On Thursday, a federal court blasted Florida’s “Stop W.O.K.E. Act” as “positively dystopian,” preventing enforcement of key provisions of the law in university classrooms. The law presented a blacklist of eight concepts on race and sex and declared that endorsing any of them—just once, as the court points out—should expose a professor to termination and jeopardize tens of millions of dollars in annual funding for their institutions.
The blistering opinion rightly invokes George Orwell at length, and—clocking in at 139 pages—is longer than Animal Farm. Our organization, the Foundation for Individual Rights and Expression (FIRE), challenged the law, as did others, including the ACLU and the NAACP Legal Defense Fund.
Here’s what you need to know about this anti-free speech law and why a judge put a stop to it.
1. The First Amendment protects faculty classroom speech.
We know that public universities are state actors bound by the First Amendment, and that when faculty speak as citizens on important issues, their speech is protected.
But what about when they’re speaking in class?
Professors are not hired to toe the party line. They’re hired to speak from their expertise, which may include views—or even views feigned to play devil’s advocate—that students, administrators, donors, and lawmakers may not like. As the Supreme Court explained, college students learn from the “robust exchange of ideas” flowing from “a multitude of tongues, [rather] than through any kind of authoritative selection.” People can’t disagree with each other if the government tells them what the truth is.
“If ‘censorship is freedom!’ sounds Orwellian, you’re not wrong.”
That’s exactly what Florida argued it can do. During the hearing, the court asked whether Florida could, if the Democrats took charge, “prohibit the instruction of American exceptionalism” on the theory that “it alienates people of color and minorities because it suggests…that America doesn’t have a darker side that needs to be qualified.” Florida’s answer? Yes, because “the government…is the one who decides.”
In its ruling, the court sided with the Constitution instead of Florida, explaining—as has every federal court of appeal to consider the issue—that “the First Amendment protects university professors’ in-class speech.” That’s an important right that protects faculty across the political spectrum—including conservatives, often at odds with students and colleagues to their left, and faculty without tenure, who may only have the First Amendment in their corner.
In its zeal to impose its own “pall of orthodoxy,” Florida sacrificed that last line of defense.
2. Discrimination laws are primarily about conduct, not speech.
Florida also argued that the Stop W.O.K.E. Act prevents discrimination by prohibiting the endorsement of specific concepts. In effect, this means that a professor who says they agree with one of the concepts has created a “hostile environment.”
But “hostile environment” is a term of art in discrimination law, which primarily targets conduct, not speech. Under the Stop W.O.K.E. Act, endorsing a concept in class is declared to be discrimination, even if nobody actually thinks it is offensive.
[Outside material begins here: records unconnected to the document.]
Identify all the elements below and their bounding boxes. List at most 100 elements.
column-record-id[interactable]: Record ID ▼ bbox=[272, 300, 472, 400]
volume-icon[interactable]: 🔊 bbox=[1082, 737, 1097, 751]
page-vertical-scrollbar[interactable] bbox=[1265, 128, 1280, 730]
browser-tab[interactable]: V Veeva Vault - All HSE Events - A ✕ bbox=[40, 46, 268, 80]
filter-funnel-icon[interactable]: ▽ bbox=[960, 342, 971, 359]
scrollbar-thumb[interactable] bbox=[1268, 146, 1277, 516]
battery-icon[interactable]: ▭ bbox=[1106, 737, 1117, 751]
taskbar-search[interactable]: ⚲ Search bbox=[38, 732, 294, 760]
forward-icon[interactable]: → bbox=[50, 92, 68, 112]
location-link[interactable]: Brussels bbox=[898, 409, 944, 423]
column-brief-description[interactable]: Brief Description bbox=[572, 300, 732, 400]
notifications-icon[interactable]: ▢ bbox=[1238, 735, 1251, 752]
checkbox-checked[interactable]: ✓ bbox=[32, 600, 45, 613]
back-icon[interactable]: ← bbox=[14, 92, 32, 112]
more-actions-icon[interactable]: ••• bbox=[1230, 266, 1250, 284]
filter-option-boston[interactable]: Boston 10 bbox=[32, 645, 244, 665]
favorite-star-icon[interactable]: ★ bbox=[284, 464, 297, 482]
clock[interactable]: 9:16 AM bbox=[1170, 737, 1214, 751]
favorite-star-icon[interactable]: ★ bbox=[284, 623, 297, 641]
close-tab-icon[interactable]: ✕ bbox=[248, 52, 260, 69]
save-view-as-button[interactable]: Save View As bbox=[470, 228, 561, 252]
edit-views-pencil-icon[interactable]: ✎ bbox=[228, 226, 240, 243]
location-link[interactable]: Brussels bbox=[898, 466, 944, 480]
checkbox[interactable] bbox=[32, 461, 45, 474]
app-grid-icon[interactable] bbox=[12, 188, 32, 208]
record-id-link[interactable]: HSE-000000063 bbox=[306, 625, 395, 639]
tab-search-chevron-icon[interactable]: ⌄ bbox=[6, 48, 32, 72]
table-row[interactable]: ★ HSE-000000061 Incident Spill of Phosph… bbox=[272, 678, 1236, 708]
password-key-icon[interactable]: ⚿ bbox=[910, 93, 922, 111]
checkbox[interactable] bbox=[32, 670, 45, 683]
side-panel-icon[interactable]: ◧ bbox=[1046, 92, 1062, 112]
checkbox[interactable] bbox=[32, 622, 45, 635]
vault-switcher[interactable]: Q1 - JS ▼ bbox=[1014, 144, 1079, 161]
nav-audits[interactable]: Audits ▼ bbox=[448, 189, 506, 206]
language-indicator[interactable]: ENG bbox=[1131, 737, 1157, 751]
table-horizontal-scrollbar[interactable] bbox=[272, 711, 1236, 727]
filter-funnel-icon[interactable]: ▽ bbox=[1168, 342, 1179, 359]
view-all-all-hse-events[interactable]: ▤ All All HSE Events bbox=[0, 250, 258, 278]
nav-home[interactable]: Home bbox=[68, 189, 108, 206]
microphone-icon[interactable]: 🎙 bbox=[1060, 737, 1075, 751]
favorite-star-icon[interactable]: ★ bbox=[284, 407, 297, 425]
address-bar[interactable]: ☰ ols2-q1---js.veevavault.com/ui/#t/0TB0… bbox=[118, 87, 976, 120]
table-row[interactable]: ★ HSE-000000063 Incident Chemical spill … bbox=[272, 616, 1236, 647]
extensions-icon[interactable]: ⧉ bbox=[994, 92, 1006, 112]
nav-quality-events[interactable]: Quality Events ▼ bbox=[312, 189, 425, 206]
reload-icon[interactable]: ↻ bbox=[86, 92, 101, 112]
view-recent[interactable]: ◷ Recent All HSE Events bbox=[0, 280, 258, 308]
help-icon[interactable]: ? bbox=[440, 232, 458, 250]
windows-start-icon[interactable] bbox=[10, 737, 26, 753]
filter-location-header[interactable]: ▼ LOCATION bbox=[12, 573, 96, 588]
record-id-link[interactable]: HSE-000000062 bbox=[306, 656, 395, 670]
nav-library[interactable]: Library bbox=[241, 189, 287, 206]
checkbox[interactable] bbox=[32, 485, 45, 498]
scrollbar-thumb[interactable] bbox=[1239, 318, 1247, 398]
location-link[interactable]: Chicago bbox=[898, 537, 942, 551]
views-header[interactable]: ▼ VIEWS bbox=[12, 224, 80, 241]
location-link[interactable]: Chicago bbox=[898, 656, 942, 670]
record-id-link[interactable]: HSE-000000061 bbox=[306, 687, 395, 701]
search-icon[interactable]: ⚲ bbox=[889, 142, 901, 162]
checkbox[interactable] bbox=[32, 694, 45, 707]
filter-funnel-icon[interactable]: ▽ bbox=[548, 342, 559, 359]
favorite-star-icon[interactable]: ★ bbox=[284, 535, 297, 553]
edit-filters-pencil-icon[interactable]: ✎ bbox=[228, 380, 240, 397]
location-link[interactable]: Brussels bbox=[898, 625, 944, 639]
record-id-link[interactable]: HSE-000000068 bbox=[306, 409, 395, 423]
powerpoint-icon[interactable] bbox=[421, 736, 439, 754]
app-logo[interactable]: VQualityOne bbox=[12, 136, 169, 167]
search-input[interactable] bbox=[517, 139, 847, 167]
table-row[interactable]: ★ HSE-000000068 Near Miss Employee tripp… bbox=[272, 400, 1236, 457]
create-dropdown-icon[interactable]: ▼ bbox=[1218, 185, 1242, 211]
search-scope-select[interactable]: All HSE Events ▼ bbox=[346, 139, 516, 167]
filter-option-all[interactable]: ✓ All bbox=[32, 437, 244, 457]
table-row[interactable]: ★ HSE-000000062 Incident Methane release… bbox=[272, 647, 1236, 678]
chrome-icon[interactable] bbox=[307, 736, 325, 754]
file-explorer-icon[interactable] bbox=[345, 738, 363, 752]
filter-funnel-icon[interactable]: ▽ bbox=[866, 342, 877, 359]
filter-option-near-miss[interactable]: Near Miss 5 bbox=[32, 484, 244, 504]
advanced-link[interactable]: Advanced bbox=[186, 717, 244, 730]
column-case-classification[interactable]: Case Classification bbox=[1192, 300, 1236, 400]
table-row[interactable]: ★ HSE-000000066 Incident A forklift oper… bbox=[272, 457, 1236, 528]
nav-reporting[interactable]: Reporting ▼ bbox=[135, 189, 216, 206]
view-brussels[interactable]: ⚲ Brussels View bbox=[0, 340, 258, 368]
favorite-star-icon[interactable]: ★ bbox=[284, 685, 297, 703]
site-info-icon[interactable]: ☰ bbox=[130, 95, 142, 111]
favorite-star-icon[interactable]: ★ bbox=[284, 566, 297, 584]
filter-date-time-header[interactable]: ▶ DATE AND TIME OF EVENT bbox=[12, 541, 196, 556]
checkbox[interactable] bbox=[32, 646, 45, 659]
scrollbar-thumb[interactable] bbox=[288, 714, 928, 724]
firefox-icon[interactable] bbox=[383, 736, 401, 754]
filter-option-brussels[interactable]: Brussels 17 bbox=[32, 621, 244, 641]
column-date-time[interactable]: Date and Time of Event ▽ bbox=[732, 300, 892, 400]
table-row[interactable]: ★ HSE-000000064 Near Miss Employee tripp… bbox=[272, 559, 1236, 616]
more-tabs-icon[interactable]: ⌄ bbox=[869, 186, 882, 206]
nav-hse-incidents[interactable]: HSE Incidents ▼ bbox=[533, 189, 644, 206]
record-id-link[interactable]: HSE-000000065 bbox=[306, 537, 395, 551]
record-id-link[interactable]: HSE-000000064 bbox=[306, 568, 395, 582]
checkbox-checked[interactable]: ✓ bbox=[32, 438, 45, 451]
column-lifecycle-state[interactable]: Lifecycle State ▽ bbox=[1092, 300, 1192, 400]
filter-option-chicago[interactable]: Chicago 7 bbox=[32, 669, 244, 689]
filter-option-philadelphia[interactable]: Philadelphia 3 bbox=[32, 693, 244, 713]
But speech—especially when it comes to matters over which people have deeply held views, like race, sex, and gender—needs breathing room. In the exchange of ideas, some ideas and speech will be deeply offensive to others, which is why discrimination law requires something more than just saying something offensive.
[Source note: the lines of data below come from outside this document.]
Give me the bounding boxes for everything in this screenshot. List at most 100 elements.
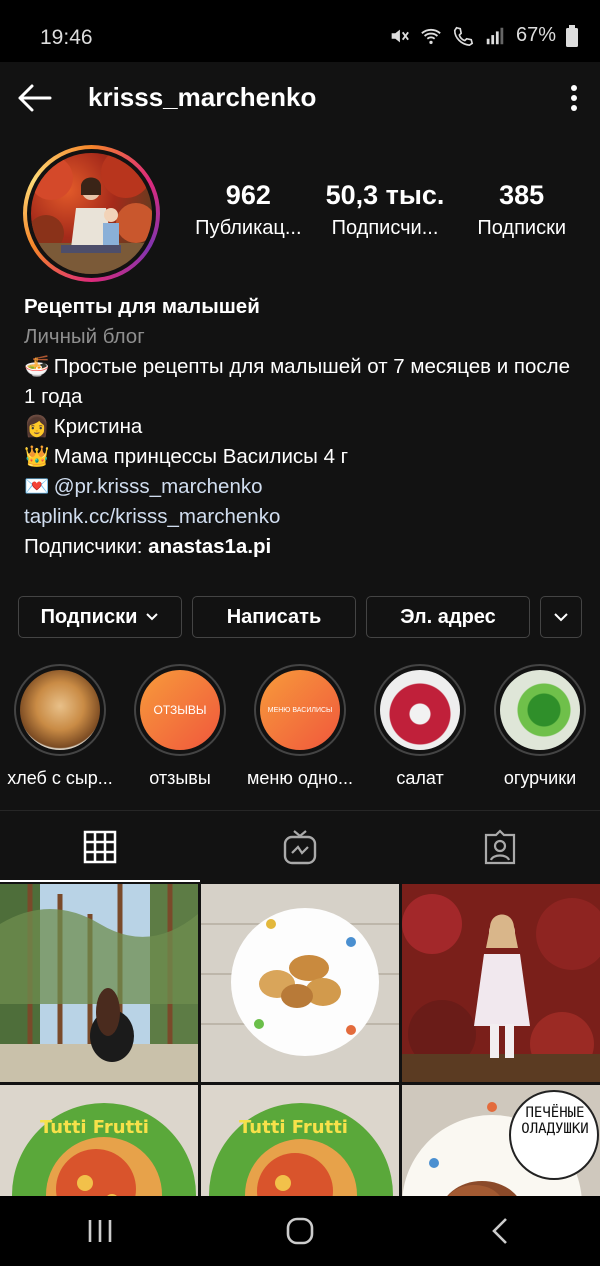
grid-icon (83, 830, 117, 863)
avatar-image (31, 153, 152, 274)
posts-count[interactable]: 962 Публикац... (180, 180, 317, 240)
highlight-cover-bread (20, 670, 100, 750)
plate-text: Tutti Frutti (239, 1117, 348, 1138)
tab-tagged[interactable] (400, 811, 600, 882)
highlight-item[interactable]: хлеб с сыр... (0, 664, 120, 789)
highlight-title: меню одно... (247, 768, 353, 788)
battery-icon (566, 24, 578, 47)
posts-number: 962 (225, 180, 271, 210)
profile-username: krisss_marchenko (88, 82, 317, 112)
highlight-cover-cucumbers (500, 670, 580, 750)
following-button[interactable]: Подписки (18, 596, 182, 638)
email-button[interactable]: Эл. адрес (366, 596, 530, 638)
chevron-down-icon (146, 613, 159, 621)
back-button[interactable] (460, 1206, 540, 1256)
posts-label: Публикац... (195, 217, 302, 239)
post-thumbnail[interactable] (201, 884, 399, 1082)
post-image-forest (0, 884, 198, 1082)
love-letter-emoji-icon: 💌 (24, 475, 50, 498)
chevron-down-icon (554, 613, 568, 622)
highlight-title: хлеб с сыр... (7, 768, 113, 788)
tab-igtv[interactable] (200, 811, 400, 882)
status-time: 19:46 (40, 26, 93, 49)
home-button[interactable] (260, 1206, 340, 1256)
suggestions-button[interactable] (540, 596, 582, 638)
followed-by-prefix: Подписчики: (24, 535, 149, 558)
bio-line-contact: 💌 @pr.krisss_marchenko (24, 472, 584, 502)
plate-text: Tutti Frutti (40, 1117, 149, 1138)
following-label: Подписки (477, 217, 566, 239)
highlight-item[interactable]: ОТЗЫВЫ отзывы (120, 664, 240, 789)
bio-website-link[interactable]: taplink.cc/krisss_marchenko (24, 502, 584, 532)
highlight-item[interactable]: огурчики (480, 664, 600, 789)
followed-by-user[interactable]: anastas1a.pi (148, 535, 271, 558)
status-icons: 67% (388, 24, 578, 47)
highlight-cover-salad (380, 670, 460, 750)
igtv-icon (283, 829, 317, 864)
post-image-pizza-1: Tutti Frutti (0, 1085, 198, 1196)
post-thumbnail[interactable] (0, 884, 198, 1082)
bio-followed-by: Подписчики: anastas1a.pi (24, 532, 584, 562)
following-count[interactable]: 385 Подписки (453, 180, 590, 240)
bio-line3-text: Мама принцессы Василисы 4 г (53, 445, 349, 468)
crown-emoji-icon: 👑 (24, 445, 50, 468)
post-thumbnail[interactable]: Tutti Frutti (0, 1085, 198, 1196)
highlight-item[interactable]: салат (360, 664, 480, 789)
profile-stats: 962 Публикац... 50,3 тыс. Подписчи... 38… (180, 180, 590, 240)
profile-screen: krisss_marchenko 962 Публикац... 50,3 ты… (0, 62, 600, 1196)
post-image-girl-autumn (402, 884, 600, 1082)
highlight-cover-text: МЕНЮ ВАСИЛИСЫ (267, 706, 333, 714)
bio-mention-link[interactable]: @pr.krisss_marchenko (54, 475, 263, 498)
posts-grid: Tutti Frutti Tutti Frutti ПЕЧЁНЫЕ ОЛАДУШ… (0, 884, 600, 1196)
post-image-oladushki (402, 1085, 600, 1196)
message-button[interactable]: Написать (192, 596, 356, 638)
post-thumbnail[interactable]: Tutti Frutti (201, 1085, 399, 1196)
followers-label: Подписчи... (331, 217, 439, 239)
highlight-title: салат (396, 768, 444, 788)
tab-posts-grid[interactable] (0, 811, 200, 882)
bio-category: Личный блог (24, 325, 145, 348)
highlight-item[interactable]: МЕНЮ ВАСИЛИСЫ меню одно... (240, 664, 360, 789)
profile-actions: Подписки Написать Эл. адрес (18, 596, 582, 638)
followers-number: 50,3 тыс. (325, 180, 445, 210)
profile-avatar[interactable] (23, 145, 160, 282)
system-nav-bar (0, 1196, 600, 1266)
avatar-photo (31, 153, 152, 274)
bio-line-mom: 👑 Мама принцессы Василисы 4 г (24, 442, 584, 472)
highlight-cover-reviews: ОТЗЫВЫ (140, 670, 220, 750)
back-chevron-icon (492, 1218, 507, 1244)
battery-percent: 67% (515, 24, 556, 46)
home-icon (286, 1217, 314, 1245)
bio-line2-text: Кристина (53, 415, 143, 438)
call-icon (453, 26, 474, 46)
recent-apps-button[interactable] (60, 1206, 140, 1256)
post-thumbnail[interactable] (402, 884, 600, 1082)
highlight-title: отзывы (149, 768, 211, 788)
following-number: 385 (499, 180, 545, 210)
tagged-user-icon (484, 828, 516, 864)
bio-line1-text: Простые рецепты для малышей от 7 месяцев… (24, 355, 570, 408)
bio-name: Рецепты для малышей (24, 295, 260, 318)
woman-emoji-icon: 👩 (24, 415, 50, 438)
status-bar: 19:46 67% (0, 0, 600, 62)
post-image-pancakes (201, 884, 399, 1082)
highlight-cover-menu: МЕНЮ ВАСИЛИСЫ (260, 670, 340, 750)
following-button-label: Подписки (40, 605, 138, 628)
followers-count[interactable]: 50,3 тыс. Подписчи... (317, 180, 454, 240)
post-caption-badge: ПЕЧЁНЫЕ ОЛАДУШКИ (521, 1105, 589, 1137)
noodles-emoji-icon: 🍜 (24, 355, 50, 378)
highlight-title: огурчики (503, 768, 577, 788)
back-arrow-icon[interactable] (14, 80, 54, 116)
post-thumbnail[interactable]: ПЕЧЁНЫЕ ОЛАДУШКИ (402, 1085, 600, 1196)
bio-line-recipes: 🍜 Простые рецепты для малышей от 7 месяц… (24, 352, 584, 412)
bio-line-name: 👩 Кристина (24, 412, 584, 442)
more-options-icon[interactable] (562, 82, 586, 114)
post-image-pizza-2: Tutti Frutti (201, 1085, 399, 1196)
signal-icon (486, 27, 504, 44)
top-header: krisss_marchenko (0, 62, 600, 134)
recent-apps-icon (88, 1220, 112, 1242)
mute-icon (391, 29, 409, 42)
profile-tabs (0, 810, 600, 882)
highlight-cover-text: ОТЗЫВЫ (153, 703, 207, 717)
story-highlights: хлеб с сыр... ОТЗЫВЫ отзывы МЕНЮ ВАСИЛИС… (0, 664, 600, 789)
In fact, the Stop W.O.K.E. Act treats pure speech as discriminatory, even if nobody actually finds it offensive. For example, Florida “unequivocally” conceded that one prohibited concept is “affirmative action by any other name.” Under the law, a professor who endorses affirmative action could be disciplined and—if state regulators or lawmakers feel the punishment isn’t harsh enough—see their university’s funding slashed.
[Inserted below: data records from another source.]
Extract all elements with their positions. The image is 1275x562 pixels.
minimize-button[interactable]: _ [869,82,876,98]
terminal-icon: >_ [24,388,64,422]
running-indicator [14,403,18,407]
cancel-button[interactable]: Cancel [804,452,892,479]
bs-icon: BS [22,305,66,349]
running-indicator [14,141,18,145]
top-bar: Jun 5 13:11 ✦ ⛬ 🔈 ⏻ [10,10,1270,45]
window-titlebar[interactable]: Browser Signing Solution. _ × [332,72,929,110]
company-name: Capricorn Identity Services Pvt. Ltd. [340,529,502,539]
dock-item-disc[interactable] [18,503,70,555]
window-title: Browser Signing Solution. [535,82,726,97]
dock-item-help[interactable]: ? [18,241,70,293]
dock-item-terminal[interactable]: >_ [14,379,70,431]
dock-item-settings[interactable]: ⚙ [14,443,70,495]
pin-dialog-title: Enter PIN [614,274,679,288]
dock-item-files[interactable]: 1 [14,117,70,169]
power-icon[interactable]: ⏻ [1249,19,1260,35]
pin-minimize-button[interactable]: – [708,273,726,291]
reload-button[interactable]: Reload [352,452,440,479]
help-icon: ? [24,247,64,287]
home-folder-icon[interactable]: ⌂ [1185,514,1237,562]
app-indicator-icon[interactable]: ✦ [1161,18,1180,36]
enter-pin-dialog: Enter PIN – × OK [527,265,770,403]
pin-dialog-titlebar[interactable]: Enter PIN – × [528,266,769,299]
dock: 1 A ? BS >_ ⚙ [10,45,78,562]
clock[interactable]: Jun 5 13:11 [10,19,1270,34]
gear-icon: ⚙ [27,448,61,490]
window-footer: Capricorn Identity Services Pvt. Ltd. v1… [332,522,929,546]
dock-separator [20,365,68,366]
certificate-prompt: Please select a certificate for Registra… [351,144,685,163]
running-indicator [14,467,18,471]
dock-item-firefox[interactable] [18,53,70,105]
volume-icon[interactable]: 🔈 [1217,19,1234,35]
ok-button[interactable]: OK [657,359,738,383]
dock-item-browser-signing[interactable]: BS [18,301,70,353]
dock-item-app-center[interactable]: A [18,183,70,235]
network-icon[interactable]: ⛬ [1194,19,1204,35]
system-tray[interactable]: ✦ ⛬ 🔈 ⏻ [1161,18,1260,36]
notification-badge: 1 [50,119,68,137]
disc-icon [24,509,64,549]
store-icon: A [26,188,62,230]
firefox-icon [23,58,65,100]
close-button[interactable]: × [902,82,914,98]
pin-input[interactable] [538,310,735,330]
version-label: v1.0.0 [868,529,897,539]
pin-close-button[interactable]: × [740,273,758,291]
That was a change in tune for the state, which, just a year earlier, rightly adopted a law warning that faculty cannot “shield” students from “ideas and opinions that they may find uncomfortable, unwelcome, disagreeable, or offensive.”
3. The state can’t censor viewpoints in college classrooms.
Florida insisted that because the state funds universities, it can choose what classes to teach. The court didn’t disagree, indicating that faculty don’t have a First Amendment right to force a university to offer a particular course.
But that’s not what the law aimed to restrict. Instead, it indicates that after a university has decided to offer a course, faculty members cannot articulate prohibited views, even if they are relevant to the course. While lawmakers and administrators have long sought an end-run around the First Amendment by limiting who can speak on campus—using loyalty oaths to purge professors, speaker bans to limit guest speakers, and refusing to recognize disfavored student groups—Florida did what past censors thought too brazen. It tried to ban the ideas themselves, imposing a speech code applicable to every class.
But viewpoint discrimination is the third rail of the First Amendment. When government officials get into the business of picking winners and losers in the marketplace of ideas, courts take notice, and academic freedom “includes the freedom to engage in civil and full discussion of differing viewpoints.”
4. You can’t censor your way to free speech.
In response to a court ruling describing the law as Orwellian, Florida pledged an appeal and claimed that the Stop W.O.K.E. Act “protects the open exchange of ideas by prohibiting teachers…from forcing discriminatory concepts on students as part of classroom instruction.”
If “censorship is freedom!” sounds Orwellian, you’re not wrong.